Later, inside Larocque’s living room, Beck said Sayine and Larocque were arguing when Sayine backhanded him, chipping his tooth.
Beck ran out of the house with plans to call the police, but turned around out of concern that Sayine would assault his cousin and Larocque would be too intoxicated to defend himself.
Beck said he saw an axe outside and picked it up to scare Sayine.
When he rounded the corner, however, Beck thought Sayine was going to lunge at Larocque. Beck hit Sayine in the back of the head with the axe, knocking him to the ground, face-down. Beck continued to hit Sayine in the back with the axe before Larocque stopped him.
“I didn’t mean to kill him but I chose to hurt him so he couldn’t continue fighting us,” Beck told the court.
Beck then began dragging Sayine out of the house and after, slipping on the axe and becoming frustrated, struck Sayine with the axe again. In total, Beck struck Sayine five times in the head, neck, and torso.

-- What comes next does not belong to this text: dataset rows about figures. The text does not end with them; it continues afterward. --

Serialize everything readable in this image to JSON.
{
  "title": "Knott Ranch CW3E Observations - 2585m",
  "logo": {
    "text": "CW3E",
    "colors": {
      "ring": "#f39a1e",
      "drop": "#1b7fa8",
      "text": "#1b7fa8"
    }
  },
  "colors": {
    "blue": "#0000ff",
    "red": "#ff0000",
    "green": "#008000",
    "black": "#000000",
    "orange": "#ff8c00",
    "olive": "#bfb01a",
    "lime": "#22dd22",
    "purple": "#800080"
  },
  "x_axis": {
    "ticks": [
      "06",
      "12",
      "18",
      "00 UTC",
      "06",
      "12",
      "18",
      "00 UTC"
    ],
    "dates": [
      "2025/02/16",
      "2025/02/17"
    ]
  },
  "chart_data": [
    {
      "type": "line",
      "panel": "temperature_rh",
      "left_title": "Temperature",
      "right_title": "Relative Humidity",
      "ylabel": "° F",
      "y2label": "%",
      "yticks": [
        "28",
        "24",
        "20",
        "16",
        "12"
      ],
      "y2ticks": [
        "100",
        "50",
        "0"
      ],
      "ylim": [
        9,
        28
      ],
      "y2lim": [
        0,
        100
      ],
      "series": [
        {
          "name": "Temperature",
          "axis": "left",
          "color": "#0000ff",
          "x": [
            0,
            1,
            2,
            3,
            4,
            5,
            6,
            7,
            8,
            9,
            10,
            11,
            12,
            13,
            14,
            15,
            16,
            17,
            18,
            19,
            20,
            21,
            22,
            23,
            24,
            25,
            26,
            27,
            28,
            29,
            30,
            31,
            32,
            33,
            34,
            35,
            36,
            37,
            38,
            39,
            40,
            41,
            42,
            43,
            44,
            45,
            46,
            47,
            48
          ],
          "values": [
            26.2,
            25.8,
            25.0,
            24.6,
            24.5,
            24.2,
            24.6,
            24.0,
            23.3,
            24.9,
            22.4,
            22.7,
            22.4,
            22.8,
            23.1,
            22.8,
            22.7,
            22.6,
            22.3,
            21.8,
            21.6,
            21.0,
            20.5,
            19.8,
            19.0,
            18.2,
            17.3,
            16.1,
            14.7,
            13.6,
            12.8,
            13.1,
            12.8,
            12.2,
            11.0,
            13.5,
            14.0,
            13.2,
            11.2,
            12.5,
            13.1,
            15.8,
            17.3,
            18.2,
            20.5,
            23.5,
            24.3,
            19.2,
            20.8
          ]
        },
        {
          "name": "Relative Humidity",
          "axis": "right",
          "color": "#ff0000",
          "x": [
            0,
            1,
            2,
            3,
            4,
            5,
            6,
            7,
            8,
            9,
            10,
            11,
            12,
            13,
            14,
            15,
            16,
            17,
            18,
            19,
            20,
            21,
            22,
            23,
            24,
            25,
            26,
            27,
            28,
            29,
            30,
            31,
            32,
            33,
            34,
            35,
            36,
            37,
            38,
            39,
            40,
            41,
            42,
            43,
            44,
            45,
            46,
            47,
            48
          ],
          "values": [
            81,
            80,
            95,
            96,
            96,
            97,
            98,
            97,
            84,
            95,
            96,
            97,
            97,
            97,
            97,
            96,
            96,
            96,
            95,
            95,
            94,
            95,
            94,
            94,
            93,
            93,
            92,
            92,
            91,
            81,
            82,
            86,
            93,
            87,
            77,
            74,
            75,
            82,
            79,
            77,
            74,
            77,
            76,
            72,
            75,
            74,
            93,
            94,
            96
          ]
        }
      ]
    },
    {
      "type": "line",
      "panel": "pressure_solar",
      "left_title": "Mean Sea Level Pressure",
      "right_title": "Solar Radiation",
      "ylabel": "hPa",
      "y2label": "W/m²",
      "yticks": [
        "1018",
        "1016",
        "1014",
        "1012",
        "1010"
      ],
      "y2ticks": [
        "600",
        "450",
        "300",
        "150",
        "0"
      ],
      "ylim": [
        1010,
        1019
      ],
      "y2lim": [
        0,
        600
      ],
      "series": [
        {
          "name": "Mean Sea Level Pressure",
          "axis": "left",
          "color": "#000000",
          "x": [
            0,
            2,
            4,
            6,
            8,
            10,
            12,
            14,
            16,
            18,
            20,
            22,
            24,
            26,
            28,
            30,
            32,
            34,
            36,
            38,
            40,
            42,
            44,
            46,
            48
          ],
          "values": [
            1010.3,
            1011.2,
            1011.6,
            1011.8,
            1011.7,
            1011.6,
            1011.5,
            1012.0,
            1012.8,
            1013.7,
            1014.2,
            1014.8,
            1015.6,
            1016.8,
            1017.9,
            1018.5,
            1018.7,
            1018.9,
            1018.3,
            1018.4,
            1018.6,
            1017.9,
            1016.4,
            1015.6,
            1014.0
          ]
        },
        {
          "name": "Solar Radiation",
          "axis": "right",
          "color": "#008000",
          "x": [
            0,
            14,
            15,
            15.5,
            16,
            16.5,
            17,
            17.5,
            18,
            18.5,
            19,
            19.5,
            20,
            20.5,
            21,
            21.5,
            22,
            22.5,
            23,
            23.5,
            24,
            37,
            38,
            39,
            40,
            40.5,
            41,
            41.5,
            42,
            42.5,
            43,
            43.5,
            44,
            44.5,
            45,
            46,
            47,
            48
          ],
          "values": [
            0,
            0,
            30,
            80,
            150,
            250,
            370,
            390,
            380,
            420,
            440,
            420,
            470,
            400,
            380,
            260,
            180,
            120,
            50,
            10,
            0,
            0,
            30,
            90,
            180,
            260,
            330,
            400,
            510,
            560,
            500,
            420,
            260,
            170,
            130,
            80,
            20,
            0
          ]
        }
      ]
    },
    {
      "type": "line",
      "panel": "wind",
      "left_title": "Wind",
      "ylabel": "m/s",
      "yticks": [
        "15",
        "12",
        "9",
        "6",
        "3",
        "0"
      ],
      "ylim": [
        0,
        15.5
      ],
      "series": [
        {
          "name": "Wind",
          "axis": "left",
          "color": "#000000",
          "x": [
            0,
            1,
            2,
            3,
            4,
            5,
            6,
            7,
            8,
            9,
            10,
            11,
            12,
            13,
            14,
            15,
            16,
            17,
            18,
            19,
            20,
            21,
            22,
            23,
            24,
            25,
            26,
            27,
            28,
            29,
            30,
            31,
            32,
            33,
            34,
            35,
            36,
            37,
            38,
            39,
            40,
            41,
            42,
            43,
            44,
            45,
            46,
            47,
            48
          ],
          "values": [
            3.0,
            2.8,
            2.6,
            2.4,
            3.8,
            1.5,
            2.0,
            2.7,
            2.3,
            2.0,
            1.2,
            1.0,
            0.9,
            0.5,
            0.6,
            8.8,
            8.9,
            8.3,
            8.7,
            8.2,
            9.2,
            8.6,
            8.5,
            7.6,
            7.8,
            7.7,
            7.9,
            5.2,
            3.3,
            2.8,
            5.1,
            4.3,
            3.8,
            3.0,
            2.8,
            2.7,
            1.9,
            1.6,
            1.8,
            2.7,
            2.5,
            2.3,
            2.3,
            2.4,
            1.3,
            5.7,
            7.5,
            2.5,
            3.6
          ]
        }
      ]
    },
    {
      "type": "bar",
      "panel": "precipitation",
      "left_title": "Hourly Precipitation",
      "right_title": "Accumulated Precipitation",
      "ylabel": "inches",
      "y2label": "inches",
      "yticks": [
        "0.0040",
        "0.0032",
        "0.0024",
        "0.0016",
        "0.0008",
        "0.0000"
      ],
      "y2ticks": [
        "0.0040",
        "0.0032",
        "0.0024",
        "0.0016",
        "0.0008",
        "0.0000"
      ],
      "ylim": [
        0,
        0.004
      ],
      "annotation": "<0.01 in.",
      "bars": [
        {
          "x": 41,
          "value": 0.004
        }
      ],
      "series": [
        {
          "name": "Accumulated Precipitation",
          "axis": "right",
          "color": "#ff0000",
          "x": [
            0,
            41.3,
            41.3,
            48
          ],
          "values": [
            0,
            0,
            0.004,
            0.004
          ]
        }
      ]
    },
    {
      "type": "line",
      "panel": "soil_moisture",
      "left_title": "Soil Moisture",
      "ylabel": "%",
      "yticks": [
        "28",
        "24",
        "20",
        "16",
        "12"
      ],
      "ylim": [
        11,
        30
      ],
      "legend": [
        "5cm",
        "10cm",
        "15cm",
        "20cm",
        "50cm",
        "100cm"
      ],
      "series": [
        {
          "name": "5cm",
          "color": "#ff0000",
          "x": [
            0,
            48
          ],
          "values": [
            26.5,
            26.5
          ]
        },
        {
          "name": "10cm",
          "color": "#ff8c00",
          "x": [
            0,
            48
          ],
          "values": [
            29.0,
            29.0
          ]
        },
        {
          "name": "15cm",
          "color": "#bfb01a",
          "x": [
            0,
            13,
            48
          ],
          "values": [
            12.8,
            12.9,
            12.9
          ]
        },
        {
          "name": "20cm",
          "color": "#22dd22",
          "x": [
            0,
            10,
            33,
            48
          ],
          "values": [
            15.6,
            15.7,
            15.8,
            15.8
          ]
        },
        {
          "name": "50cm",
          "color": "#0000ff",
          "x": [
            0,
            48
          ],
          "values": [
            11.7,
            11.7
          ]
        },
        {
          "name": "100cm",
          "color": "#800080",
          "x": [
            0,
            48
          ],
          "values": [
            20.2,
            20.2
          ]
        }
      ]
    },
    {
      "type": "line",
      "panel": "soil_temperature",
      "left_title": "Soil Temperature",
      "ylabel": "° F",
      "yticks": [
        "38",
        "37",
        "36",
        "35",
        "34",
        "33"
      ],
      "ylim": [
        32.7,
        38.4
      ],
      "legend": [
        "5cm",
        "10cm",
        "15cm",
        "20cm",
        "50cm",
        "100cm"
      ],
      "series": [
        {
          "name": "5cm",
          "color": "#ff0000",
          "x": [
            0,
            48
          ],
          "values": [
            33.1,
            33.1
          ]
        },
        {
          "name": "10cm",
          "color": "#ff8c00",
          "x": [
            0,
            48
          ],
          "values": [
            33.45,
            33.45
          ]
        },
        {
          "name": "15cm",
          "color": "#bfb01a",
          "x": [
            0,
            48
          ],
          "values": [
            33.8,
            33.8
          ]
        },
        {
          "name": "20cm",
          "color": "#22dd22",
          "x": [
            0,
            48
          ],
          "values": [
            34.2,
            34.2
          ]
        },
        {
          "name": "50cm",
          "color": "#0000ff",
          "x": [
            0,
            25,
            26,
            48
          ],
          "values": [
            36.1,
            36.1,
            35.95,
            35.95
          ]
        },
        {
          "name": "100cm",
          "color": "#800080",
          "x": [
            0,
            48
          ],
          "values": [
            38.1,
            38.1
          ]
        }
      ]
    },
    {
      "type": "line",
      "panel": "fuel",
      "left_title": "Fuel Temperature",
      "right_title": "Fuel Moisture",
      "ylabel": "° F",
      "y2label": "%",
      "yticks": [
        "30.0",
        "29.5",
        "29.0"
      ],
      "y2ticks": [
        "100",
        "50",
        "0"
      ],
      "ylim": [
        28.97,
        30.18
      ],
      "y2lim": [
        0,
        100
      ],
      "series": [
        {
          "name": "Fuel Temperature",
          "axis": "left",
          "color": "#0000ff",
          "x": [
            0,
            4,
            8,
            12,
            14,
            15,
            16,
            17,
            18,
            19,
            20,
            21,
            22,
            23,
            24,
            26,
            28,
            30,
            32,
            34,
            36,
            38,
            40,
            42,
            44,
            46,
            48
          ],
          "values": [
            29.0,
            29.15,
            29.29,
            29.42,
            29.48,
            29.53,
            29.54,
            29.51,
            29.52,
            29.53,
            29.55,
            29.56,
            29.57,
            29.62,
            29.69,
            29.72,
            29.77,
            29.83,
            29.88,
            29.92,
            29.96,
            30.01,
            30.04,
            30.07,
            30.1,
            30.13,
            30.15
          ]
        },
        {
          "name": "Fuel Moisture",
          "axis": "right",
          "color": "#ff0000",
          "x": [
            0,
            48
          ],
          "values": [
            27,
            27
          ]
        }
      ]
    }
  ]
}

Beck dragged Sayine 30 metres from the door of the house, out of sight, and threw the axe into the bushes. He tried to clean inside the house, but stopped after he realized it was making no difference.
When police arrived, they said they found Beck sitting on a swing. He put his hands up and lowered himself to the ground without instruction before he was arrested.
‘Drunken intent is still intent’
On Tuesday, NWT Supreme Court Justice Shannon Smallwood said while this case involved a “difficult and traumatic situation,” she had to assess the evidence rationally and impartially.
She found that while Beck had been intoxicated when he attacked Sayine, he was not so intoxicated that he was unable to understand the consequences of his actions. She noted there was no evidence he had difficulty walking or that his motor skills were impaired.
“Drunken intent is still intent,” she said.
Smallwood rejected the defence’s argument that Beck had acted in “the heat of passion” caused by sudden provocation. She said Beck’s words and actions were “significant” evidence of his intent to kill Sayine.
The judge said there was no evidence Sayine had assaulted or would assault Larocque, despite Beck’s concern that this would take place.
“Sometimes an argument is an argument and nothing more,” she said.
Smallwood said Beck entered the house ”quickly and with purpose,” showed no hesitation in swinging the axe, did so “hard, forcefully, and purposefully” without tempering his swing, hit Sayine with the sharp blade, and did not miss with a single blow.
Smallwood said the idea that someone could “swing an axe in this fashion” without intending to kill or seriously harm someone, knowing it could kill them, was “simply not credible.”
“Chad Beck killed Cameron Sayine because he had had enough,” she said.
A date and location for Beck’s sentencing will be determined on Friday afternoon.